For more than a year, people have been at loggerheads over whether masks can prevent the spread of Covid-19. It is rare that we see civil discussion on this topic. People have dropped anchor on their position and many are quick to jump into a fracas over this topic.
Do you want to know why mask mandates are so controversial?
It’s because almost nobody sees real evidence suggesting that masking is, or isn’t, effective in preventing virus spread.
What we do see on news sites, Twitter, etc. are claims to offer proof of the effectiveness, or futility, of wearing masks in defense against Covid.
Yet, this ‘proof’ is almost always a graph (or several) showing:
- Covid-19 cases rising, or falling, and
- A date marker indicating when mask mandate went into a effect, or were lifted
There’s couple of things wrong with this. First, these graphs rarely cite the source of their data. As far as I can tell, nobody is peer-reviewing these screen grabs, either.
I hate to break to all of you, but these graphs only ”prove” that the creator of the graph missed the 7th-grade unit on correlation vs. causation, or the creator assumes their audience did.
And if your ”proof” includes mask-compliance rates, then I guess it’s time we had THE talk about that, too.
Those figures are not reliable. They depend on people being honest (some won’t be) and accurate (many more won’t be). There is no way to gauge how often people are actually wearing mask, or whether they are engaging in other behaviors that might affect virus spread.
Furthermore, merely showing case patterns juxtaposed against the start, or end of a mask mandate does, not take into account the variables that we can measure, such as weather-related factors: precipitation, wind and temperature.

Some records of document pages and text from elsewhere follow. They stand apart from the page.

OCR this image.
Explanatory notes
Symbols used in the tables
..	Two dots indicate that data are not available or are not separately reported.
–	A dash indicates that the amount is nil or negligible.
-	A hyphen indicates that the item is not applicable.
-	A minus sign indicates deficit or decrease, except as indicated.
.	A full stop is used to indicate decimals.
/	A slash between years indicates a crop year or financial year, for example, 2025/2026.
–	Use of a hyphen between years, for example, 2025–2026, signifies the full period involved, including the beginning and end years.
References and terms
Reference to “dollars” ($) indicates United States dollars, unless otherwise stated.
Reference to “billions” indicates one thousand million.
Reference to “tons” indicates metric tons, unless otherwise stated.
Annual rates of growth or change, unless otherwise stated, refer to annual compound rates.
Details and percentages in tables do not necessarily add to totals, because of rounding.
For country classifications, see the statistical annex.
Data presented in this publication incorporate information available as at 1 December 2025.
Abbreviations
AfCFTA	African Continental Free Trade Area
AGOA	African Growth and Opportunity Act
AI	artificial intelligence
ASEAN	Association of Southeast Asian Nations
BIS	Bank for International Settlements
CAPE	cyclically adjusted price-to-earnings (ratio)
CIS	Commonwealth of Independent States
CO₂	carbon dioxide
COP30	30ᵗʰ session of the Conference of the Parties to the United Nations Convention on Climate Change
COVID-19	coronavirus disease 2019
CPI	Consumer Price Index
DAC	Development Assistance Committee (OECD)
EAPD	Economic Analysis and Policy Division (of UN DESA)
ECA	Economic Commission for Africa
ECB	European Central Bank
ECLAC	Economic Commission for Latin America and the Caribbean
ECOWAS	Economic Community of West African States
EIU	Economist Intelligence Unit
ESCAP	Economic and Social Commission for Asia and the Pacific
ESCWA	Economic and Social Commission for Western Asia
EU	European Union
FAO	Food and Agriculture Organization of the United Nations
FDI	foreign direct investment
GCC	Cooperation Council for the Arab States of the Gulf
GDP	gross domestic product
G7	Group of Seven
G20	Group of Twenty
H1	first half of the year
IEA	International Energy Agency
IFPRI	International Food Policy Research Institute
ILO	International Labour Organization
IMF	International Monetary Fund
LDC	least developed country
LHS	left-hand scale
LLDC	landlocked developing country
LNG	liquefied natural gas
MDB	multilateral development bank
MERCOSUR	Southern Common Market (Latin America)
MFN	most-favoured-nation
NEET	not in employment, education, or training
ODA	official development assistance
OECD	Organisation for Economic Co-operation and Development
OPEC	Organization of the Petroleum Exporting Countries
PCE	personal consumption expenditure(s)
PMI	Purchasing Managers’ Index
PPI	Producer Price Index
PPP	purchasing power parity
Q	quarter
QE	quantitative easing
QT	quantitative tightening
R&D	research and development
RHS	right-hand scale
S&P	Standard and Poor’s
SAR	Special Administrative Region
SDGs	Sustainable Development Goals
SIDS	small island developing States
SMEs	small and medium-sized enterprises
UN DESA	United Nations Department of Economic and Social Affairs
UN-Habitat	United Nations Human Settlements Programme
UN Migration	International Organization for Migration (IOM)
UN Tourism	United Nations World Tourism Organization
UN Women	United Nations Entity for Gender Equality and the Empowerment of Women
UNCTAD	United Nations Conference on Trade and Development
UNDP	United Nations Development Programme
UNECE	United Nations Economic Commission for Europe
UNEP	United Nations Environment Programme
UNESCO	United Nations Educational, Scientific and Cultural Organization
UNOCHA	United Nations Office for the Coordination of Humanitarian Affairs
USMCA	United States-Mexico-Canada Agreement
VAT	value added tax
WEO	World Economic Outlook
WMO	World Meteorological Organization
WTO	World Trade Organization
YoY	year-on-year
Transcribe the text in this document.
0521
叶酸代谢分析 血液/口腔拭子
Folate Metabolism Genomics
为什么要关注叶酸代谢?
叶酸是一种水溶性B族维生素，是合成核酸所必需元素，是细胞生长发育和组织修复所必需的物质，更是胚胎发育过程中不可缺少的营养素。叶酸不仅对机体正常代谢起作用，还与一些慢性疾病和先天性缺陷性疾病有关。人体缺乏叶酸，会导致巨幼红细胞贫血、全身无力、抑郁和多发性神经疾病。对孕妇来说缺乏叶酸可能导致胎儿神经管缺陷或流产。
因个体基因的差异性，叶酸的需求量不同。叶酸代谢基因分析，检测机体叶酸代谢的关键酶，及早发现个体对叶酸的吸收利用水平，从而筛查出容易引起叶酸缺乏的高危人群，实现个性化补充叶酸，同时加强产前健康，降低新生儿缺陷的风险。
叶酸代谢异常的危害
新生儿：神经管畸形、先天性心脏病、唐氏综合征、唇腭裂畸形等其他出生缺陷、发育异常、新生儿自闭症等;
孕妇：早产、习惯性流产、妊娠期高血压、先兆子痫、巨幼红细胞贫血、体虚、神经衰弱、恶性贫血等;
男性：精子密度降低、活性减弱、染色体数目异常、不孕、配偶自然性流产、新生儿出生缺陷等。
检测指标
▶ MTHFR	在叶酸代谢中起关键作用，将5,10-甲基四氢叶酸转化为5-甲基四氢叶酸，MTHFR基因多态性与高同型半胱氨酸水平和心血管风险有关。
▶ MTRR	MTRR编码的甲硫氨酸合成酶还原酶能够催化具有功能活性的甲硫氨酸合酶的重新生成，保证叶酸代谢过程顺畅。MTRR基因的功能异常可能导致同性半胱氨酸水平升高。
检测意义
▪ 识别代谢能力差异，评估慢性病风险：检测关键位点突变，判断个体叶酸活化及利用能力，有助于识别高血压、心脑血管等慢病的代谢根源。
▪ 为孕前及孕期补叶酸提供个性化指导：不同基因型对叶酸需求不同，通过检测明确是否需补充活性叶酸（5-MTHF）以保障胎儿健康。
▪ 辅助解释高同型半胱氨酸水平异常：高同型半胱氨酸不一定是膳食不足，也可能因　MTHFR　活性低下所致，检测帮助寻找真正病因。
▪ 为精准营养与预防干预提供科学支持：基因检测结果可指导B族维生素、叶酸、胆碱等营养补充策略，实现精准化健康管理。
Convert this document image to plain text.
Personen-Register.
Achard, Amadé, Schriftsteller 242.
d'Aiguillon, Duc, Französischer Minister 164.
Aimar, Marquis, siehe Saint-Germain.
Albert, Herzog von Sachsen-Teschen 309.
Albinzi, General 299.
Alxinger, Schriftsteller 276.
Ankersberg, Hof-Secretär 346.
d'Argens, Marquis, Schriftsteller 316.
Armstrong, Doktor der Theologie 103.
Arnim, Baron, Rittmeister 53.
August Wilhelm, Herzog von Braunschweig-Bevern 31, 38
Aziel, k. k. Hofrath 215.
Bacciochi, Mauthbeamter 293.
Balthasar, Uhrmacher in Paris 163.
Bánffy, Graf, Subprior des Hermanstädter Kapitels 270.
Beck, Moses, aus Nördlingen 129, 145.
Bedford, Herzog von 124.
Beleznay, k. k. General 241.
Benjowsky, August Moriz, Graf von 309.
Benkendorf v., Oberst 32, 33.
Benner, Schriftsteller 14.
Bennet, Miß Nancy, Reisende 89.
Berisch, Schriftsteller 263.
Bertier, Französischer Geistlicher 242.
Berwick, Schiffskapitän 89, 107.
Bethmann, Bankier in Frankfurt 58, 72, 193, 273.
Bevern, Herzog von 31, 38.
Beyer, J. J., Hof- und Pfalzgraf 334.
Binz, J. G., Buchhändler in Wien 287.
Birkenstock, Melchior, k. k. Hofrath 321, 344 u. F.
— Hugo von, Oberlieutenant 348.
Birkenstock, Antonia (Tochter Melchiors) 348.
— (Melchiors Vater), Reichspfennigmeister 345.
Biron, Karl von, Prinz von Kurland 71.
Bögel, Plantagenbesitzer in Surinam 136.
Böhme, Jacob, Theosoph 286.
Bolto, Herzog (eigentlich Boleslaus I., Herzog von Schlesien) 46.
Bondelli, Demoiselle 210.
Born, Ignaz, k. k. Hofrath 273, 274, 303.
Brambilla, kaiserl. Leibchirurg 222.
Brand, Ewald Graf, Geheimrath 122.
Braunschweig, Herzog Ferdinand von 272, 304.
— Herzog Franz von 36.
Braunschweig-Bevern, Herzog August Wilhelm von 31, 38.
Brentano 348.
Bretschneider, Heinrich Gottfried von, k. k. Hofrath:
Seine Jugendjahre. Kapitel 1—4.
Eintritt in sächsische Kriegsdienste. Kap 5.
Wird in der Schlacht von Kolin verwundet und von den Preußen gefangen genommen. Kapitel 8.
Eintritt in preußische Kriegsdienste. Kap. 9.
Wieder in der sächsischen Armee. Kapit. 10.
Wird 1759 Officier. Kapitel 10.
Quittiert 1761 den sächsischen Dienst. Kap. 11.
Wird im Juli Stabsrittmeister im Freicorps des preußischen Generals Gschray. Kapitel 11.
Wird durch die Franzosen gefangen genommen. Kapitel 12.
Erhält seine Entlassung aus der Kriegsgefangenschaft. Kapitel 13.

The former two affect the physical distribution of a virus, the latter can determine if people are spending time indoors, or closing windows.
There is honest-to-God laboratory research with experimental analysis, on the effectiveness (or lack thereof) of masks in the prevention of viral spread. Though these type of analyses aren’t likely to show up on cable news.
They sure as hell won’t make it to social media.